As life unfolded and I became more aware of the complexity of bearing authentic witness and the potential of both violence and grace to manifest through the emotional charge of human encounters, I became a curious mix of exuberance and aloofness.
In Rebecca Solnit’s book A Field Guide to Getting Lost, she tells the tale of a student sharing a quote during a workshop she was teaching. The student said the quote was from the pre-Socratic philosopher Meno – it turns out that the reference and the quote had morphed into something similar but not the same as the original source. Meno is actually the title of one of Plato’s dialogues.
Nonetheless, the student’s misquote stayed with Solnit and she wrapped it into ‘Open Door’, the first chapter of the Field Guide, in which she talks of the Jewish tradition of leaving a door open to the dark to let Elijah in during the Passover feast. Solnit lets us know, in case we are not familiar with Jewish traditions, that it’s not important whether Elijah comes through the door; what’s important is that the door is left open to the dark.
Solnit also tells us that in Jewish traditions, some questions are more important than their answers.
I am equally enamoured with the student’s misquote, which, I guess, is a quote from the student, which read: ‘How will you go about finding that thing the nature of which is totally unknown to you?’ (Solnit, 2005, p.4).

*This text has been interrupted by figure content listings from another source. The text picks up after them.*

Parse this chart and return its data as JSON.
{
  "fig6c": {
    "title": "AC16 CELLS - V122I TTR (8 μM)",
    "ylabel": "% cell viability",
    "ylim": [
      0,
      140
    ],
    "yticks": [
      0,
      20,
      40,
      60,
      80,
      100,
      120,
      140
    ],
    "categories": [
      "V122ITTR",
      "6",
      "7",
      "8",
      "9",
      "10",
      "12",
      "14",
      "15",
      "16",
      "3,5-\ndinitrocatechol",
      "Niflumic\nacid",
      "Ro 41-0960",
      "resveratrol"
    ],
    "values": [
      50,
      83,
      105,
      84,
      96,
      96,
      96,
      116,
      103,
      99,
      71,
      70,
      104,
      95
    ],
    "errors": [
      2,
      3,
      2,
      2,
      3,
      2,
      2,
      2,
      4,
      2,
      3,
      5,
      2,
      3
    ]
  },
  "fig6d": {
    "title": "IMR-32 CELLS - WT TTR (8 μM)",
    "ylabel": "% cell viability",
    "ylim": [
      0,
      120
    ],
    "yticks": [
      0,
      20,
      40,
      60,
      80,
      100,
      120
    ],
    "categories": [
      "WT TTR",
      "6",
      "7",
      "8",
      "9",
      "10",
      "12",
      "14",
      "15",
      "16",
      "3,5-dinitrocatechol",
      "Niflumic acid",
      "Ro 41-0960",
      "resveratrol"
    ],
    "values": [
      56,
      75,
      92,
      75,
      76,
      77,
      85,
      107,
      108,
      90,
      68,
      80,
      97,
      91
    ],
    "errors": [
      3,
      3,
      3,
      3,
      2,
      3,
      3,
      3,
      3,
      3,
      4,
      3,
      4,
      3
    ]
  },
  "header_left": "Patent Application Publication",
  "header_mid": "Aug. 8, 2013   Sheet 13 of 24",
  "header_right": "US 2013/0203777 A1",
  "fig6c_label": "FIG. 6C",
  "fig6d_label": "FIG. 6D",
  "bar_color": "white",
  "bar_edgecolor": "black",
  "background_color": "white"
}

I read that quote as seductive, tempting. An attractive and compelling invitation. It implies faith, adventure, mystery, danger. It also suggests something meta: metaphysical, metanarrative or metaconceptual and definitely metaphoric. This quote resonated with me because, in some ways, this is how I feel getting to know artworks and people. Except, the phrase turns into: How will we go about finding that thing the nature of which is totally unknown to us?
When participating in artful-relational-cultual-mediation, (traditionally called art appreciation) we set out together to get to know an artwork, perhaps a number of artworks, often during a time-bound encounter. It is my premise that we set out with an expectation, or perhaps a hope, that the art will deliver something of value – perhaps even a brief encounter with that which is unknown to us.
Pragmatically, what we actually do, is gather around an artwork, or perhaps stare into a shared screen, and use it as a catalyst to explore ideas. In particular we explore ideas that we read as circulating around or through or perhaps glancing off our focus artworks. These ideas are contingent and nebulous, sometimes fleeting and sometimes in the right conditions, trans-formative.
Perhaps the right conditions occur when we start to resonate at the same or complimentary frequencies, in harmony or disharmony around the tuning fork of the artwork – we discover a moment of liberty and connection as we become a community of selves, momentarily suspended within the sound waves and atmosphere we have collectively generated
At their best these encounters are enlivening because they return us to ourselves by supporting us (however briefly) within a situation where we have born witness not only to the work of art which is born of the artist’s experiences, but also we have born witness to each other. It is my tenet that we return from this encounter, refreshed and invigorated and at times transformed. That is certainly true for me.
My PhD is about seeing if other people involved in these encounters feel the same way I do and whether I can theorise how and why these transformative moments occur and are the conditions that encourage such transformations replicable?
…and then America exploded across our TV screens with the tragic death of George Floyd at the hands of the police… and I realised in performing artful-relational-cultural-mediation in the contested politicized space of radical democracy. I am compelled to engage with ‘dangerous dialogues,’ (Villa Verde, L., Youth at the crossroads of radical democracy and critical citizenry: An analysis of Art, Pedagogy and Power. 2008, p125.)
I am humbly and with much trepidation finding a way to manifest this responsibility in my creative practice of Impact-full Artful-Relational-Cultural-Mediation.
And to clarify, I am tenderly using the word impact-ful for its original Latin meaning – to press closely into something, (Liz Mackinlay, 2020) not for its contemporary definition of the action of one object coming forcibly into contact with another.